According to Reuters, managers have been told to halt recruitment of new candidates as part of efforts to cut costs and improve profitability. At the same time, certain teams—particularly those working on Microsoft’s Copilot AI tools—continue to hire.
Microsoft did not immediately respond to Reuters’ request for comment.
The timing is notable. The company is approaching the end of its fiscal year in June, a period when cost controls typically intensify across large enterprises.
AI INVESTMENTS DRIVE STRATEGY
The decision comes as Microsoft pours significant capital into AI infrastructure, an area seen as central to its long-term growth strategy.
However, these investments are beginning to weigh on financial performance.
Reuters reported that Microsoft recently posted slower growth in its cloud computing business for the October–December quarter, even as it recorded record capital expenditure on AI, unsettling investors.
With approximately 228,000 employees globally as of June 2025, the company is under increasing pressure to demonstrate returns on its AI bets while maintaining operational efficiency.
PART OF A BROADER BIG TECH RESET
Microsoft’s hiring pause mirrors a wider recalibration underway across the technology sector.
Earlier this month, Reuters reported that Meta was planning sweeping layoffs that could affect 20% or more of its workforce, with additional job cuts already underway across multiple teams.
Amazon, meanwhile, has reduced around 30,000 corporate roles over the past six months, including a significant round of layoffs in October. The company has linked these cuts to efficiency gains from AI as well as a correction from pandemic-era over-hiring.
Microsoft itself has already taken similar steps. The company last announced broad layoffs in July, cutting about 4% of its workforce.
As explored in People Matters’ ongoing coverage of workforce shifts in Big Tech, organisations are increasingly balancing AI-led growth with disciplined workforce management, rather than pursuing expansion on both fronts simultaneously.
SELECTIVE HIRING, NOT A FULL FREEZE
Despite the pause, Microsoft has not imposed a blanket hiring freeze.
Teams aligned with strategic priorities—particularly AI development—continue to recruit, underscoring a more selective approach rather than a wholesale slowdown.

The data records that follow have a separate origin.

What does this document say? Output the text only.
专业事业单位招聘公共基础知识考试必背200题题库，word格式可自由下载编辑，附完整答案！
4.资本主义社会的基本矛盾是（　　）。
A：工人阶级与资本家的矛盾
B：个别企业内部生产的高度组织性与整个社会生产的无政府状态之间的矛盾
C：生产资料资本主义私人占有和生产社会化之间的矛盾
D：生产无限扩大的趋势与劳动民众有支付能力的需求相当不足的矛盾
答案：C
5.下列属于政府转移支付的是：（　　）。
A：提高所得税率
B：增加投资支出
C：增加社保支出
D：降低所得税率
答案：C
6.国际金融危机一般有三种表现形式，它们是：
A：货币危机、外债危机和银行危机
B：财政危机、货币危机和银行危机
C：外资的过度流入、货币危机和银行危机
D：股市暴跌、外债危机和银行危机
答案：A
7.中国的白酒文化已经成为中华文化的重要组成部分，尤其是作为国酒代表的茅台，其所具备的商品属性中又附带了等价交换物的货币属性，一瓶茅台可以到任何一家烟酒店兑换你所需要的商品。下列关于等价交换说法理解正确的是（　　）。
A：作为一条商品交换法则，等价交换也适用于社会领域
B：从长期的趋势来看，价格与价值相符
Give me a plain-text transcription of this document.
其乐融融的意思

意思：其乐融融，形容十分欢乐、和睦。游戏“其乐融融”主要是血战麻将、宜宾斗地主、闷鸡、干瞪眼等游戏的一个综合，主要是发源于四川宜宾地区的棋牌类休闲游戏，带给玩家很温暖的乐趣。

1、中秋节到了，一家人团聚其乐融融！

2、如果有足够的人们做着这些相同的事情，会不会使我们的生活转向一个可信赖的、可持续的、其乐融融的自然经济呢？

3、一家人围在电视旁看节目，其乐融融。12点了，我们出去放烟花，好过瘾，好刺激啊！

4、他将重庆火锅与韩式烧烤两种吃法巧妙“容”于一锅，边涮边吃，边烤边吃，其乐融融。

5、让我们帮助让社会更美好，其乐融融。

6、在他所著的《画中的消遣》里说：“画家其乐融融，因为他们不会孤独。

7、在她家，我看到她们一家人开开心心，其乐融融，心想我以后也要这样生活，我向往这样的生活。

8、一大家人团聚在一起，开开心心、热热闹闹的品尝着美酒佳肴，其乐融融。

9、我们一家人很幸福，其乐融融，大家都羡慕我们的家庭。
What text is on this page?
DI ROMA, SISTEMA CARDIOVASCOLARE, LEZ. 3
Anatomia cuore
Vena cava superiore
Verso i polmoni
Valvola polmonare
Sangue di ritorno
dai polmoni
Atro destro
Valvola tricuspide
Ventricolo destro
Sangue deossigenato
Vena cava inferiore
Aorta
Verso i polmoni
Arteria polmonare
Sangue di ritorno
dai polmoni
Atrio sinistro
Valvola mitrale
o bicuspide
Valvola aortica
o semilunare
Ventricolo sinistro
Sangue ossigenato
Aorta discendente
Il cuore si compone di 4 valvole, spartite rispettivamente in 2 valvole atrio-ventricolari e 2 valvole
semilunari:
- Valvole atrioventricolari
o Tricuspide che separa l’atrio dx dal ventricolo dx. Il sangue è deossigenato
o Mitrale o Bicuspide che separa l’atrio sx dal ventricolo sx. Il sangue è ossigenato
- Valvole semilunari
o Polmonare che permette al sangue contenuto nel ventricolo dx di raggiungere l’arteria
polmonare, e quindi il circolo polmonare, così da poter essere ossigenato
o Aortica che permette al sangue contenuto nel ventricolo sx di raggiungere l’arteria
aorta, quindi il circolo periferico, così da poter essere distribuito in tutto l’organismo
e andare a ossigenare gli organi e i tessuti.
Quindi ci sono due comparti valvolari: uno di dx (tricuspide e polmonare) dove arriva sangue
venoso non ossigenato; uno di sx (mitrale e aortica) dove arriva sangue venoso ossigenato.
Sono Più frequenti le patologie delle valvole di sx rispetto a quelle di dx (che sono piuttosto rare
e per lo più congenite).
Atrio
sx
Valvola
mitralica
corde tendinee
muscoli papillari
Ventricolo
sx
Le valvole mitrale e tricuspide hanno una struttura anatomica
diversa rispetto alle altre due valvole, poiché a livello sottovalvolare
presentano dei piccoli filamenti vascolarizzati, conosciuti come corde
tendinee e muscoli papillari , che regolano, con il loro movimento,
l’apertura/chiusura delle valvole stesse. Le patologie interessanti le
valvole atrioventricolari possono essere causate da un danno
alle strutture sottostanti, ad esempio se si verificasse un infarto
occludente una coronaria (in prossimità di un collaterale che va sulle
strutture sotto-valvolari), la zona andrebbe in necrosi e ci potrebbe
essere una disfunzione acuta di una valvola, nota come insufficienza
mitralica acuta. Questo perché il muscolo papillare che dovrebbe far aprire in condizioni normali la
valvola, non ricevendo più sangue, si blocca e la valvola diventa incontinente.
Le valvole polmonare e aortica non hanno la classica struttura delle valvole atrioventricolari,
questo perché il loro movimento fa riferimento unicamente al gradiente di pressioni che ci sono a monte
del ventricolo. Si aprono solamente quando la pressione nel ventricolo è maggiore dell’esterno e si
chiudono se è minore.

This signals a shift in how large technology firms are managing talent: prioritising critical capabilities while tightening spending elsewhere.
WHAT COMES NEXT
Microsoft’s latest move highlights a growing tension at the heart of the tech industry.
On one hand, companies are investing heavily in AI to secure future growth. On the other, they are under pressure to maintain margins and reassure investors in the near term.
The result is a more measured approach to hiring—one that favours precision over expansion.
As fiscal year-end approaches, further adjustments to workforce strategy across the sector are likely, particularly as companies seek to demonstrate that their AI investments can translate into sustained financial returns.